The NHS is under massive stress, both financially and in terms of staffing. Making it cheaper and/or more efficient would absolutely be a good idea IF it could be done without making it drastically worse in other aspects. Stabilizing the NHS has been one of the longstanding campaign issues of the Labour party; significant setbacks in this regard would further erode public trust in them. And god knows they can't afford to screw up any further.
That being said, I don't see how using Palantir does all that much for this goal. Won't solve the big bulk of the shortage of physicians or nurses, and will only marginally reduce waste. Giving them access to all this sensible data seems like a too steep price if you ask me.
Side note: universal healthcare is not the same as the British single payer system. You can also have universal healthcare and multiple competing public health funds.

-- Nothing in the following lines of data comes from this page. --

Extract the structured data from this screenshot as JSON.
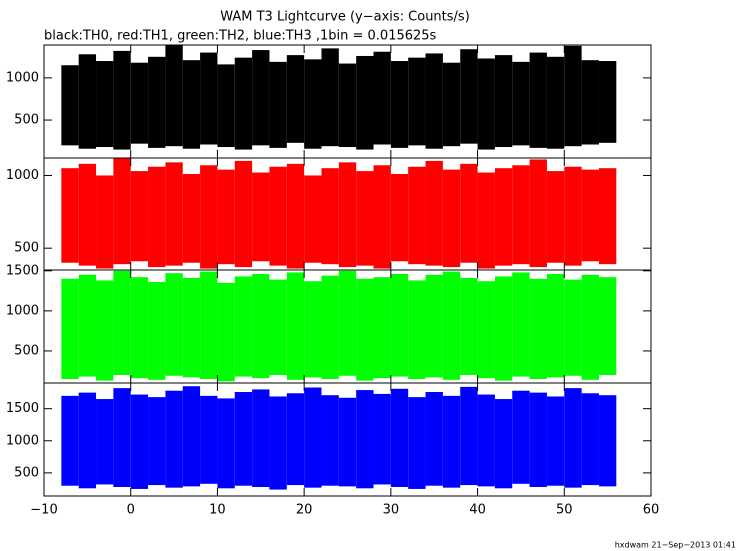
{
  "chart_data": [
    {
      "type": "range",
      "title": "WAM T3 Lightcurve (y−axis: Counts/s)",
      "subtitle": "black:TH0, red:TH1, green:TH2, blue:TH3 ,1bin = 0.015625s",
      "x": [
        -7,
        -5,
        -3,
        -1,
        1,
        3,
        5,
        7,
        9,
        11,
        13,
        15,
        17,
        19,
        21,
        23,
        25,
        27,
        29,
        31,
        33,
        35,
        37,
        39,
        41,
        43,
        45,
        47,
        49,
        51,
        53,
        55
      ],
      "series": [
        {
          "color": "#000000",
          "values": [
            1150,
            1280,
            1200,
            1320,
            1180,
            1250,
            1390,
            1210,
            1300,
            1160,
            1240,
            1330,
            1190,
            1270,
            1220,
            1350,
            1170,
            1260,
            1310,
            1200,
            1240,
            1290,
            1180,
            1340,
            1230,
            1270,
            1190,
            1300,
            1250,
            1380,
            1210,
            1200
          ],
          "lows": [
            200,
            160,
            180,
            150,
            220,
            170,
            190,
            160,
            210,
            180,
            150,
            200,
            170,
            230,
            160,
            190,
            180,
            150,
            210,
            170,
            200,
            160,
            190,
            220,
            150,
            180,
            200,
            170,
            160,
            190,
            210,
            230
          ]
        }
      ],
      "ylim": [
        50,
        1390
      ],
      "yticks": [
        500,
        1000
      ]
    },
    {
      "type": "range",
      "x": [
        -7,
        -5,
        -3,
        -1,
        1,
        3,
        5,
        7,
        9,
        11,
        13,
        15,
        17,
        19,
        21,
        23,
        25,
        27,
        29,
        31,
        33,
        35,
        37,
        39,
        41,
        43,
        45,
        47,
        49,
        51,
        53,
        55
      ],
      "series": [
        {
          "color": "#ff0000",
          "values": [
            1050,
            1080,
            1000,
            1120,
            1030,
            1060,
            1090,
            1010,
            1070,
            1040,
            1100,
            1020,
            1060,
            1080,
            1000,
            1050,
            1090,
            1030,
            1070,
            1010,
            1060,
            1100,
            1040,
            1080,
            1020,
            1050,
            1070,
            1110,
            1030,
            1060,
            1040,
            1050
          ],
          "lows": [
            400,
            380,
            360,
            390,
            410,
            370,
            380,
            400,
            360,
            390,
            370,
            410,
            380,
            360,
            400,
            390,
            370,
            380,
            360,
            410,
            390,
            380,
            370,
            400,
            360,
            380,
            390,
            370,
            400,
            380,
            410,
            390
          ]
        }
      ],
      "ylim": [
        350,
        1120
      ],
      "yticks": [
        500,
        1000
      ]
    },
    {
      "type": "range",
      "x": [
        -7,
        -5,
        -3,
        -1,
        1,
        3,
        5,
        7,
        9,
        11,
        13,
        15,
        17,
        19,
        21,
        23,
        25,
        27,
        29,
        31,
        33,
        35,
        37,
        39,
        41,
        43,
        45,
        47,
        49,
        51,
        53,
        55
      ],
      "series": [
        {
          "color": "#00ff00",
          "values": [
            1400,
            1450,
            1380,
            1500,
            1420,
            1360,
            1470,
            1410,
            1490,
            1350,
            1430,
            1460,
            1390,
            1480,
            1370,
            1440,
            1500,
            1400,
            1420,
            1460,
            1380,
            1450,
            1490,
            1410,
            1370,
            1430,
            1480,
            1400,
            1460,
            1390,
            1450,
            1420
          ],
          "lows": [
            150,
            180,
            130,
            200,
            160,
            140,
            190,
            170,
            150,
            120,
            180,
            160,
            200,
            140,
            170,
            150,
            190,
            130,
            160,
            180,
            150,
            170,
            140,
            200,
            160,
            130,
            180,
            150,
            170,
            190,
            140,
            200
          ]
        }
      ],
      "ylim": [
        100,
        1510
      ],
      "yticks": [
        500,
        1000,
        1500
      ]
    },
    {
      "type": "range",
      "x": [
        -7,
        -5,
        -3,
        -1,
        1,
        3,
        5,
        7,
        9,
        11,
        13,
        15,
        17,
        19,
        21,
        23,
        25,
        27,
        29,
        31,
        33,
        35,
        37,
        39,
        41,
        43,
        45,
        47,
        49,
        51,
        53,
        55
      ],
      "series": [
        {
          "color": "#0000ff",
          "values": [
            1700,
            1750,
            1650,
            1820,
            1720,
            1680,
            1780,
            1850,
            1700,
            1660,
            1760,
            1800,
            1690,
            1740,
            1830,
            1710,
            1670,
            1790,
            1730,
            1810,
            1680,
            1760,
            1700,
            1840,
            1720,
            1650,
            1780,
            1750,
            1690,
            1820,
            1740,
            1710
          ],
          "lows": [
            300,
            260,
            320,
            280,
            250,
            310,
            270,
            290,
            330,
            260,
            300,
            280,
            240,
            310,
            270,
            300,
            290,
            260,
            320,
            280,
            250,
            300,
            270,
            310,
            290,
            260,
            330,
            280,
            300,
            270,
            310,
            290
          ]
        }
      ],
      "ylim": [
        140,
        1900
      ],
      "yticks": [
        500,
        1000,
        1500
      ],
      "xlim": [
        -10,
        60
      ],
      "xticks": [
        {
          "value": -10,
          "label": "−10"
        },
        0,
        10,
        20,
        30,
        40,
        50,
        60
      ]
    }
  ],
  "footer": "hxdwam 21−Sep−2013 01:41"
}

That's the system used, for example, by France, Germany, the Netherlands and many more.
Just to add to this, as an example of the issues faced by the NHS, during the conservative rule they adopted a political scheme whereby many non-EU nurses working in the NHS on Tier 2 visas would have had to leave the UK after six years unless they earned at least £35,000 a year - a salary most nurses did not reach at the time. Critics described this as “kicking out” or “deporting” foreign nurses. its not a far stretch to say the conservative government was racist, or if not racist, carried out multiple shenanigans that a critic could argue, was racist.
stuff like this just made the NHS worse again.